We are of the view that a new approach to human beings’ relationship with nature is not only warranted, but is absolutely critical. Current legal frameworks are not succeeding in stemming the tide of rapid biodiversity decline. What is required is a complete overhaul of the legal and administrative system, and a change in the relationship between people and Nature. It is with this paradigm shift in mind that the Draft Policy must be developed.
The Department has made significant strides in the Draft Policy towards a more eco-centric conception of human beings’ relationship with wildlife and proposing a definition of “sustainable use” that is more aligned with the principle of ecologically sustainable use as prescribed by section 24 of the Constitution.
However, we believe that the Draft Policy presents a critical opportunity to introduce the paradigm shift necessary to transition away from principles of “sustainable use” altogether, towards harmonious coexistence between people and Nature and to align it with an integrative interpretation of section 24 of the Constitution.

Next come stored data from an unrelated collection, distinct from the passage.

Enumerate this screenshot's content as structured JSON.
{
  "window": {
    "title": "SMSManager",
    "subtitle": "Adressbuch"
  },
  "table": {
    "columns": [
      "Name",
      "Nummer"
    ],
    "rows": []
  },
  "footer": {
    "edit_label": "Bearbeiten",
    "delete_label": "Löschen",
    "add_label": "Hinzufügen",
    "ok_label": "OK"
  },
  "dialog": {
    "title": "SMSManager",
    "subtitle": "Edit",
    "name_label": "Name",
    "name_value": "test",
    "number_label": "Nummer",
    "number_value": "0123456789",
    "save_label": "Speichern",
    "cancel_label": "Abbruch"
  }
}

As we explained above, in our view, this means that the Draft Policy should be revised:
➢ by changing some of the definitions to align with an eco-centric approach;
➢ to include principles;
➢ to prohibit of all uses of the five species that cannot be justified as being the best interests of those species, the individual animals affected, and the ecosystems to which they below, including trophy hunting, any trade in their body parts, and any trade in live animals (other than for conservation purposes);
➢ to include policy outcomes that facilitate greater enforcement of laws relevant to the conservation of the iconic species in general, and biodiversity in particular; and
➢ to include policy objectives that promote a transparent and accountable permitting system.